Pipeline name: blog-dlt-pipeline
Pipeline mode: Triggered as we want a one time run
Paths: the path to our pipeline notebook
Storage options: Unity Catalog
Catalog: main
Target schema: blog
Cluster mode: Fixed Size
Workers: 1
Instance profile: None

Finally, clicking on create and start initiates the workflow. Upon successful execution, the workflow status can be observed, as depicted in the following image:

Results

After the successful execution of the Delta Live Pipeline, we can validate the applied transformations by examining our tables using either the SQL Warehouses feature or directly from a notebook.

In our case, we leverage the SQL warehouse cluster established at the beginning of the configuration.

To perform the inspection, access the SQL Editor menu in the Databricks console and select the cluster named blog-sql-warehouse.

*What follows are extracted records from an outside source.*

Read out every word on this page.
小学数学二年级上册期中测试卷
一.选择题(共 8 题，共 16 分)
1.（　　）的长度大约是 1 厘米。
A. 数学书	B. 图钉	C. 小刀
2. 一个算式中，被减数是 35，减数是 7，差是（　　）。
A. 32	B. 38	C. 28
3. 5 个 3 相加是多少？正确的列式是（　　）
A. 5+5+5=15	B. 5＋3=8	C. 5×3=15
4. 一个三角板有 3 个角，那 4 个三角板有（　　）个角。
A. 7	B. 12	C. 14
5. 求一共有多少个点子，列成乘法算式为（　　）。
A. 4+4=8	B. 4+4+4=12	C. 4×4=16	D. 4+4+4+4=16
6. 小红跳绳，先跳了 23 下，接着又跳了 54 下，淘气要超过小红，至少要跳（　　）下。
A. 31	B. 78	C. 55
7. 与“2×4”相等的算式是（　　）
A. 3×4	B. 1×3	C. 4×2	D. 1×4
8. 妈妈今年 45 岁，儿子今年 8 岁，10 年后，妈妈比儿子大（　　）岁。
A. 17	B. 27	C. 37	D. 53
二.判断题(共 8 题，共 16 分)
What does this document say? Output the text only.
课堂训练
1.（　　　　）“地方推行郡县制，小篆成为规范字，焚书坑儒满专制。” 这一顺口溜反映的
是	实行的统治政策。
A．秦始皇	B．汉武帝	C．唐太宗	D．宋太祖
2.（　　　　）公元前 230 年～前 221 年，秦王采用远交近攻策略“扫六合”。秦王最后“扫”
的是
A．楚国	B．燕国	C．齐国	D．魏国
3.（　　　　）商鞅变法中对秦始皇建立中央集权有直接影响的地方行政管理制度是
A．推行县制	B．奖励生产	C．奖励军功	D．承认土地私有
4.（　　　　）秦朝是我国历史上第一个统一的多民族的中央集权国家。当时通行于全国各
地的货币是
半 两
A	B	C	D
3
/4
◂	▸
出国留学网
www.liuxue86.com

We first check the bronze table with following query:

select * from main.blog.bronze_netflix_imdb_scores limit 1;

Then the silver table:

select * from main.blog.silver_netflix_imdb_scores limit 1;

And finally, the gold table:

select * from main.blog.gold_netflix_imdb_scores limit 1;

All three tables exhibit the expected output.

Dashboard

A dashboard is a collection of diagrams based on saved SQL queries. Our dashboard uses the two queries below.

Query 1: gold_shows

select * from main.blog.gold_netflix_imdb_scores where type = "SHOW" and release_year < (select MAX(release_year) from main.blog.gold_netflix_imdb_scores) order by release_year;

Query 2: gold_movies

select * from main.blog.gold_netflix_imdb_scores where type = "MOVIE" and release_year < (select MAX(release_year) from main.blog.gold_netflix_imdb_scores) order by release_year;

With these queries saved, we proceed to construct our dashboard in the Dashboards menu of the Databricks console.

When creating a visualization widget, the data source is specified as the saved SQL query. Once configured, we can define the visualization type, columns for X/Y, and additional configurations such as scaling, colors, and data labels.

After adding a few widgets, the end result is a dashboard that can be refreshed manually or scheduled:

Conclusion

Our exploration of Databricks Delta Live Tables demonstrated seamless data pipeline creation and validation. Leveraging Delta Lake’s features and Databricks’ collaborative environment, we efficiently processed a Netflix dataset through Medallion architecture.

The setup involved configuring clusters and the data catalog, while Delta Live Pipelines effortlessly organized data into Bronze, Silver, and Gold tables. Results validation confirmed expected outcomes in these tables.

This journey showcased the efficiency of Databricks Delta Live Tables, from raw data processing to curated datasets and interactive dashboards, making it a valuable tool in the dynamic realm of big data and analytics. Additionally, as our data grows, the platform allows for easy configuration of auto-scaling in our processing clusters to handle increased demands.